Asura, on the other hand, is a more sympathetic figure. Whereas Kratos's thirst for revenge came from, in general, being a violent fool that pleaded to Ares for power and became a zealot, leading to his family's deaths, Asura is never under any such delusions. From the outset, he's a pawn in a coup enacted by his comrades, framed for the murder of the emperor, and branded a traitor. Further, his wife is killed and his daughter is kidnapped not because of anything he does, but because of the villain's overarching scheme.

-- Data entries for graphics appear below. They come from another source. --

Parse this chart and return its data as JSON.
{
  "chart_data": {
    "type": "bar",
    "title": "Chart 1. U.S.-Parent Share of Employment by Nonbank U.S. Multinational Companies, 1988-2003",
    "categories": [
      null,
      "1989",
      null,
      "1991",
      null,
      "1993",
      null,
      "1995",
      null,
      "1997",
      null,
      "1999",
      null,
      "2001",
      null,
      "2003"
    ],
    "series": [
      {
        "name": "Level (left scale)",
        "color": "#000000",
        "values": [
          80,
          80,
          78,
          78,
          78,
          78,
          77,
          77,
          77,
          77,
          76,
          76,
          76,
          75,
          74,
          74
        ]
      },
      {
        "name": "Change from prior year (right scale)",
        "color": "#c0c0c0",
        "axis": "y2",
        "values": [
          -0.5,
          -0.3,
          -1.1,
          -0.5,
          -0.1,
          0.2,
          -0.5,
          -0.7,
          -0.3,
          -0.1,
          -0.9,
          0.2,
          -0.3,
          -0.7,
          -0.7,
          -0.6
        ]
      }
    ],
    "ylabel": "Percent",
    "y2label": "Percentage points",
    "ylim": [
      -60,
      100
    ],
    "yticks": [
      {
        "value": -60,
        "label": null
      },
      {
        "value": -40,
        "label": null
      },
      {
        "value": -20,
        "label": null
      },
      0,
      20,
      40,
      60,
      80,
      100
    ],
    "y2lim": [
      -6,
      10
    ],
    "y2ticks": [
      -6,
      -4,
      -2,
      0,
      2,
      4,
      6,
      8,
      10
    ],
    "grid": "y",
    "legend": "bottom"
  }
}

As for the nature of their ever-present rage, I've noted before that Kratos's anger, which is at first justifiable toward Ares, grows petulant over time. There's little about it that serves him, other than being his one definable emotional trait. On the other hand, Asura's rage is innate because of his demigod powers. His Mantra is empowered by his fury, but even when he's at his most volatile, he doesn't just lash out at anyone and everyone. Asura saves his wrath only for those that are his enemies, while Kratos would likely stab an innocent to death, and then rip the poor soul's head off, for merely standing between him and Zeus's throne room.

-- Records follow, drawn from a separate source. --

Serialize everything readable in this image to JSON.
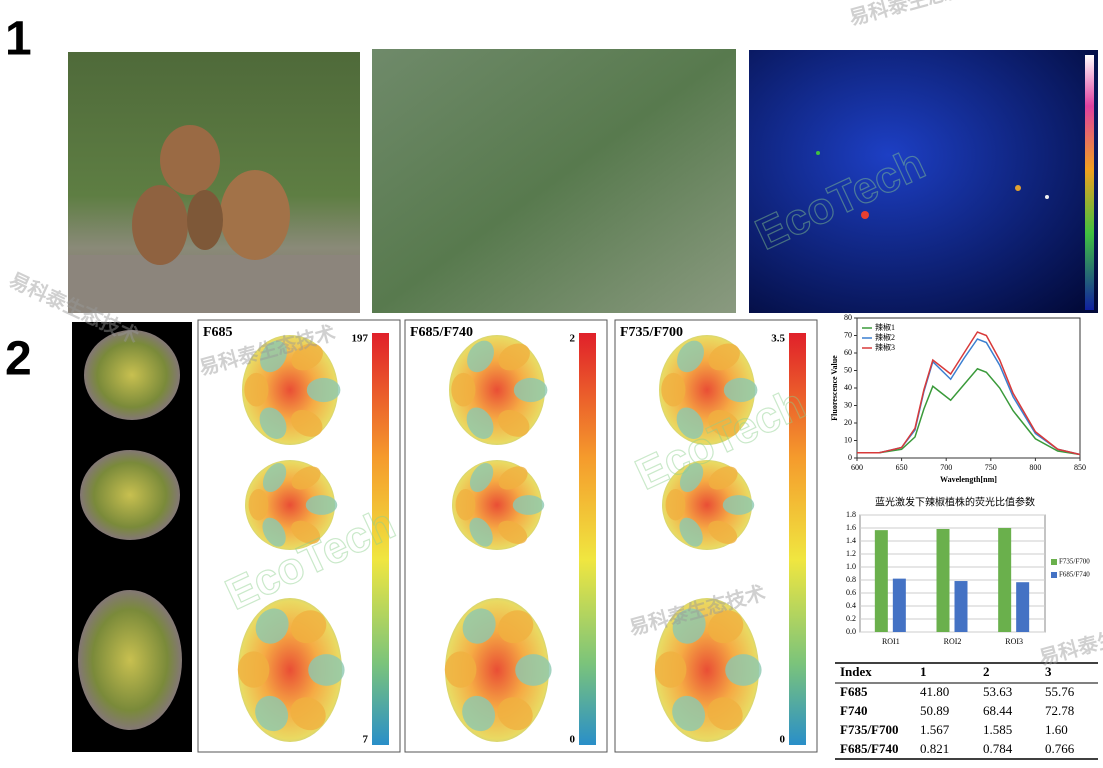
{
  "panel_labels": [
    "1",
    "2"
  ],
  "watermarks": [
    "易科泰生态技术",
    "EcoTech"
  ],
  "heatmaps": [
    {
      "title": "F685",
      "max": 197,
      "min": 7
    },
    {
      "title": "F685/F740",
      "max": 2,
      "min": 0
    },
    {
      "title": "F735/F700",
      "max": 3.5,
      "min": 0
    }
  ],
  "chart_data": [
    {
      "type": "line",
      "xlabel": "Wavelength[nm]",
      "ylabel": "Fluorescence Value",
      "x": [
        600,
        625,
        650,
        665,
        675,
        685,
        695,
        705,
        720,
        735,
        745,
        760,
        775,
        800,
        825,
        850
      ],
      "series": [
        {
          "name": "辣椒1",
          "color": "#3a9a3a",
          "values": [
            3,
            3,
            5,
            12,
            28,
            41,
            37,
            33,
            42,
            51,
            49,
            40,
            27,
            11,
            4,
            2
          ]
        },
        {
          "name": "辣椒2",
          "color": "#3b7fd0",
          "values": [
            3,
            3,
            6,
            16,
            38,
            55,
            50,
            45,
            57,
            68,
            66,
            53,
            35,
            14,
            5,
            2
          ]
        },
        {
          "name": "辣椒3",
          "color": "#d83a3a",
          "values": [
            3,
            3,
            6,
            17,
            39,
            56,
            52,
            48,
            60,
            72,
            70,
            56,
            37,
            15,
            5,
            2
          ]
        }
      ],
      "xlim": [
        600,
        850
      ],
      "ylim": [
        0,
        80
      ],
      "xticks": [
        600,
        650,
        700,
        750,
        800,
        850
      ],
      "yticks": [
        0,
        10,
        20,
        30,
        40,
        50,
        60,
        70,
        80
      ],
      "legend": "upper-left"
    },
    {
      "type": "bar",
      "title": "蓝光激发下辣椒植株的荧光比值参数",
      "categories": [
        "ROI1",
        "ROI2",
        "ROI3"
      ],
      "series": [
        {
          "name": "F735/F700",
          "color": "#6ab04c",
          "values": [
            1.567,
            1.585,
            1.6
          ]
        },
        {
          "name": "F685/F740",
          "color": "#4472c4",
          "values": [
            0.821,
            0.784,
            0.766
          ]
        }
      ],
      "ylim": [
        0,
        1.8
      ],
      "yticks": [
        {
          "value": 0,
          "label": "0.0"
        },
        0.2,
        0.4,
        0.6,
        0.8,
        {
          "value": 1,
          "label": "1.0"
        },
        1.2,
        1.4,
        1.6,
        1.8
      ],
      "grid": true,
      "legend": "right"
    }
  ],
  "table": {
    "header": [
      "Index",
      "1",
      "2",
      "3"
    ],
    "rows": [
      [
        "F685",
        "41.80",
        "53.63",
        "55.76"
      ],
      [
        "F740",
        "50.89",
        "68.44",
        "72.78"
      ],
      [
        "F735/F700",
        "1.567",
        "1.585",
        "1.60"
      ],
      [
        "F685/F740",
        "0.821",
        "0.784",
        "0.766"
      ]
    ]
  }
}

And as for their sexuality, there comes a point in Asura's Wrath that almost seems like it's there to make fun of Kratos's conquesting libido. One of the game's chapters is spent relaxing in a hot spring at the behest of Asura's mentor, Augus. While in the spring, Asura is waited on by a scantily clad, busty beauty. There are even several humorous trophies/achievements linked to this portion of the game, such as one for ogling the attendant's assets. But if the player decides to allow Asura to indulge in too much booze, he can enter Burst mode, at which point he'll get frisky with the lady.
Then he gets shot down in hilarious fashion. No boobies or ridiculous sex minigames for you, buddy. I'd actually prefer it if God of War had this sense of humor; the sort that's willing to put the protagonist in a depreciating scenario of humiliation.

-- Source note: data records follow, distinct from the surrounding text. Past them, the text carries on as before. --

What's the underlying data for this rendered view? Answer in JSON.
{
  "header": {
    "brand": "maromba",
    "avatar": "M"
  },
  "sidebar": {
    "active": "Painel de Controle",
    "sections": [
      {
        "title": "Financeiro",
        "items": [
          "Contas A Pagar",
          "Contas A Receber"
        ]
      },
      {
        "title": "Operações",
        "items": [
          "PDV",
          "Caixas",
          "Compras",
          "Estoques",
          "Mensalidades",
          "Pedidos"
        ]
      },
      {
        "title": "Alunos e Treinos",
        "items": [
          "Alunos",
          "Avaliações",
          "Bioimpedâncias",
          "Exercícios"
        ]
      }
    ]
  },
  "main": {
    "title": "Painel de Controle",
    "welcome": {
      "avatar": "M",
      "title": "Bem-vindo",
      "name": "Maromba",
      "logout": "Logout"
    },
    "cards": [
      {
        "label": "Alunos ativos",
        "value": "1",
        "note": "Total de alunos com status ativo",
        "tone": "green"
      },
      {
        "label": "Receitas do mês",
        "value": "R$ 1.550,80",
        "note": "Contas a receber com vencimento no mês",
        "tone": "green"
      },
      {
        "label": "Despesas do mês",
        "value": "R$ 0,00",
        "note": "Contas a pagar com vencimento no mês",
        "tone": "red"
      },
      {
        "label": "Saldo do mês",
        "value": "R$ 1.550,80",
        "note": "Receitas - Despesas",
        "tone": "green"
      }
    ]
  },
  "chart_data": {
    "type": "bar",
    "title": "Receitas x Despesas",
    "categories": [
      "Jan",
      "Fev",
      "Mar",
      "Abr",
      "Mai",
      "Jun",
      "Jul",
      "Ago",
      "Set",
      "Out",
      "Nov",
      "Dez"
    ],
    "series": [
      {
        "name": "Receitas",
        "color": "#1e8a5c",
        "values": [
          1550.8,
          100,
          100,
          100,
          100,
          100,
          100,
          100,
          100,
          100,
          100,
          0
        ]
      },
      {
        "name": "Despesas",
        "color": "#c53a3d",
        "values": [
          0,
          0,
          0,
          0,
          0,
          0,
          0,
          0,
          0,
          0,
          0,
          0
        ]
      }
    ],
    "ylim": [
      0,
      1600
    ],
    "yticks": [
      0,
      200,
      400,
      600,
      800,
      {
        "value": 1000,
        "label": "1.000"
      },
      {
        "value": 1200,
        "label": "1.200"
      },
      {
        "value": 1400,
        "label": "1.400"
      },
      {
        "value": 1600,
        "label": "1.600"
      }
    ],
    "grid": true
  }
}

But to get back on track, over all, Asura, despite his anger and his furious ability to do battle with a giant space Buddha, is a man of compassion. Against forces that have absolutely no qualm in killing countless humans, he's the only demigod that comes to understand how idiotic and cruel their scheme is, despite his former allies' belief that they're working toward a greater good. During the entire course of the game, the one thing that sets him off the most isn't some perceived slight against him, it's witnessing the death of a human girl that looks like his daughter; the only human in the game that refuses to accept these mass slaughters as some sort of gift from the gods, and who sympathizes with Asura's desire for revenge. He learns how to channel his rage so that it doesn't consume him; so that he can still look his daughter in the eyes when all is said and done. That's not something that I think Kratos would ever be capable of. Not when his last act of God of War III is to (supposedly) kill himself just to spite the one remaining goddess of Olympus that was in any way his ally.
Asura may be a very melodramatic character (a natural tendency, given the styles of anime that Asura's Wrath is meant to evoke), but in the end, his journey is a far more satisfying one than Kratos's. Where Kratos embarks on what becomes little more than a juvenile power fantasy, Asura's tale is one that features more emotional weight that feels heartfelt. And for that reason, I would much prefer to see an Asura's Wrath II, complete with its crazy mix of cinematics, quick-time events and action, than another romp with Kratos.